Anyway, at around $45 per fifth, Angel’s Envy is a burly, brawny paradigm, containing every nuance that bourbon buffs crave—maple, orange, vanilla and pepper—but it extends the running track far beyond the Churchill Downs grandstand. Present in varying degrees of obviousness are cloves, heathery honey, cinnamon, malt, mint and a host of warm late-summer smells, like caramelized apple and ripe peaches. The finish lasts long on the palate—longer, in fact, than it takes to run the Kentucky Derby—and is toned with succulent vanilla and pie spice.

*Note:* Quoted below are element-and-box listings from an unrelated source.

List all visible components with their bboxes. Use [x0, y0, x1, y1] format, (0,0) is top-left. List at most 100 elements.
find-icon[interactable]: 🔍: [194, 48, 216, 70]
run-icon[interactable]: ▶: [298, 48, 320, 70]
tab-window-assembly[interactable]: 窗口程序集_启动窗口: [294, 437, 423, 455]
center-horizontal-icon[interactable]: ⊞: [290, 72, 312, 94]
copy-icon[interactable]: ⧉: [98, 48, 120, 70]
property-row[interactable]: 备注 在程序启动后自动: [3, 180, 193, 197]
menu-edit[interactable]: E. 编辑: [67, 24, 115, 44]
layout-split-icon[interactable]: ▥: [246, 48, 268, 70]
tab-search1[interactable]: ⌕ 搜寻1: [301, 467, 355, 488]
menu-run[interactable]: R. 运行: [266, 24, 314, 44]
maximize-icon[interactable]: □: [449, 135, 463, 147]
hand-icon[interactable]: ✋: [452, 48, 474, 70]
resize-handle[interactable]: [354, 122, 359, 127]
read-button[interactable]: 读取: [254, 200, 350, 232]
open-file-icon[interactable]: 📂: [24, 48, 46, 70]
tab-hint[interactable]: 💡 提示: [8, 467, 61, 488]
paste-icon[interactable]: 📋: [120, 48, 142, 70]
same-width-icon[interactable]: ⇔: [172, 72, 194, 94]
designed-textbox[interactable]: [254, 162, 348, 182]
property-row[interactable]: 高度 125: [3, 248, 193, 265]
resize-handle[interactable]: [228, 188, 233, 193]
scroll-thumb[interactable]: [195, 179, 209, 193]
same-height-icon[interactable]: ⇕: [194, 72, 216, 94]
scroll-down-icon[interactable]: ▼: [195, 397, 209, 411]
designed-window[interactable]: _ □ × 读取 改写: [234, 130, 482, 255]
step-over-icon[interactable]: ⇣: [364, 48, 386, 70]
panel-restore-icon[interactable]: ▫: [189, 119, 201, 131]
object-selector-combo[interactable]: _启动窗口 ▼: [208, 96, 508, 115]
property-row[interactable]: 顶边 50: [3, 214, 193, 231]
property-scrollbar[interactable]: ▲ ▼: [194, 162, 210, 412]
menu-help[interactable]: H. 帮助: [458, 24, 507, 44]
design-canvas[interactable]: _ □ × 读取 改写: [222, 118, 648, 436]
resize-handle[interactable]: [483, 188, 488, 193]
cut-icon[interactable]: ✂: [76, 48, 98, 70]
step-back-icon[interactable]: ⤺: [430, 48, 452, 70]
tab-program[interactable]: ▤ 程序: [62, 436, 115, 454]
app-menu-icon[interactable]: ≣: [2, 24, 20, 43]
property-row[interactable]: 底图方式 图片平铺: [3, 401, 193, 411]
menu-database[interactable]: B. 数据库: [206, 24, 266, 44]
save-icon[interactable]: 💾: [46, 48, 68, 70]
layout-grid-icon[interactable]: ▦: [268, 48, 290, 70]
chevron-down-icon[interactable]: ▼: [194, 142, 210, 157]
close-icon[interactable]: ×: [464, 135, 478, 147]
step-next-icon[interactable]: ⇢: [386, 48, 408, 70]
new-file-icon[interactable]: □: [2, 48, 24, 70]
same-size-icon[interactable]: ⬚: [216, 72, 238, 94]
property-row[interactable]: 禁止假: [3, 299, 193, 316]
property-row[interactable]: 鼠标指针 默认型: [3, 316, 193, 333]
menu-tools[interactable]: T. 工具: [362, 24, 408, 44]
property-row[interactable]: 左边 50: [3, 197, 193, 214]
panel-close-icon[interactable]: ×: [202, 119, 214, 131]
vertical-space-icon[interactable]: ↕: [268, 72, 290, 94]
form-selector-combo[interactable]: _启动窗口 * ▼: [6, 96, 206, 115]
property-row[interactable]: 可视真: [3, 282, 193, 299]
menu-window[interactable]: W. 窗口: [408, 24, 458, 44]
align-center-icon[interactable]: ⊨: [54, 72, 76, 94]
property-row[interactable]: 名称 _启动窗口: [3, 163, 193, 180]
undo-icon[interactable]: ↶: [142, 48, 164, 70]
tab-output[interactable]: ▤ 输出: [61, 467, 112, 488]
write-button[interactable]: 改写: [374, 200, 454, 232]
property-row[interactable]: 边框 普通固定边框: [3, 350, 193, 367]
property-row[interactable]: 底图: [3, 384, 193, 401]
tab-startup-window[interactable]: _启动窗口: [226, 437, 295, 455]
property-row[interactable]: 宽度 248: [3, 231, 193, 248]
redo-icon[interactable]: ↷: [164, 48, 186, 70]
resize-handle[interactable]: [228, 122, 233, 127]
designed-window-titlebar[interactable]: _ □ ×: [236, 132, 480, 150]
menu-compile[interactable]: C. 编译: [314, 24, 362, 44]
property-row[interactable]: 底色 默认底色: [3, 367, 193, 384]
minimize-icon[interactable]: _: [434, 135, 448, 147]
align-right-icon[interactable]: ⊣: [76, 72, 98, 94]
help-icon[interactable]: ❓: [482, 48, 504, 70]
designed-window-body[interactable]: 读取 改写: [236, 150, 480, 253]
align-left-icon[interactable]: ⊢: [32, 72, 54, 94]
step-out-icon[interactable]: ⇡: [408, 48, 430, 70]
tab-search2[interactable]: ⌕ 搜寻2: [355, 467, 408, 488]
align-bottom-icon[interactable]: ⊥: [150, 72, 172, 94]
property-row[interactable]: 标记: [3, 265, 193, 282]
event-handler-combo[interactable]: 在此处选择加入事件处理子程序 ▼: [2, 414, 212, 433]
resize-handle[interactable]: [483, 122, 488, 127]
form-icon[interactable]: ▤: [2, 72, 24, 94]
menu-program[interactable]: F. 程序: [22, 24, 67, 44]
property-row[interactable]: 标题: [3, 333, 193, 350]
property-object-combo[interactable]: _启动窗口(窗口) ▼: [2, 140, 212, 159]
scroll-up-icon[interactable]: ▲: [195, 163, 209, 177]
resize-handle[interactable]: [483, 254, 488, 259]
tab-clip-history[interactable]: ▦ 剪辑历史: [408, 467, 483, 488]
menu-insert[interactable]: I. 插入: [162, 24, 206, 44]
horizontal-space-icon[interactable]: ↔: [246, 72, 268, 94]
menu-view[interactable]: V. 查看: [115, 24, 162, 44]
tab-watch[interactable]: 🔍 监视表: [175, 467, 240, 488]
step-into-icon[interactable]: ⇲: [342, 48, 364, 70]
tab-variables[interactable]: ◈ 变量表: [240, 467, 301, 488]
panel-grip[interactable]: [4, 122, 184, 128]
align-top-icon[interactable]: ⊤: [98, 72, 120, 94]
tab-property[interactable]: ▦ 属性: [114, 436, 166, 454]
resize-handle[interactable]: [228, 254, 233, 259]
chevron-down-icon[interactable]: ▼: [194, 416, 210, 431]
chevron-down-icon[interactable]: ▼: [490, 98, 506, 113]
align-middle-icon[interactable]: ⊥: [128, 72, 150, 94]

This is a sipping spirit, meant to be savored with nothing more than a cube of ice and, perhaps, the classic bourbon mixer, ‘branch’—the pure water that distilleries use to bring their product down from a whopping 130 proof to a more manageable two-digit potency. In Angel’s Envy, this is 86.6 proof.
That said, the question goes begging: Why in the world does the Angel’s Envy literature offer a series of truly obnoxious cocktail recipes? A ‘Chicago Sour’, for example, contains egg white and red wine; ‘Stand and Deliver’ requires an odious-sounding Balsamic reduction along with pink grapefruit juice.
Help me out here. Would you spend $45 dollars on a Master Distiller’s masterpiece, then add grapefruit juice, let alone vinegar?
And the worst is yet to come: The ‘Angel’s Tongue’, made with Yellow Chartreuse, Maraschino Liqueur and Sweet Vermouth.
Maraschino Liqueur? Chartreuse?? This, my brothers and sisters, is a bizarre, anti-American, anti-logic, anti-bourbon attitude.
And it is somewhere that angels not only fear to tread, they refuse to—although granted, these days most of the cherubim are relying upon designated treaders.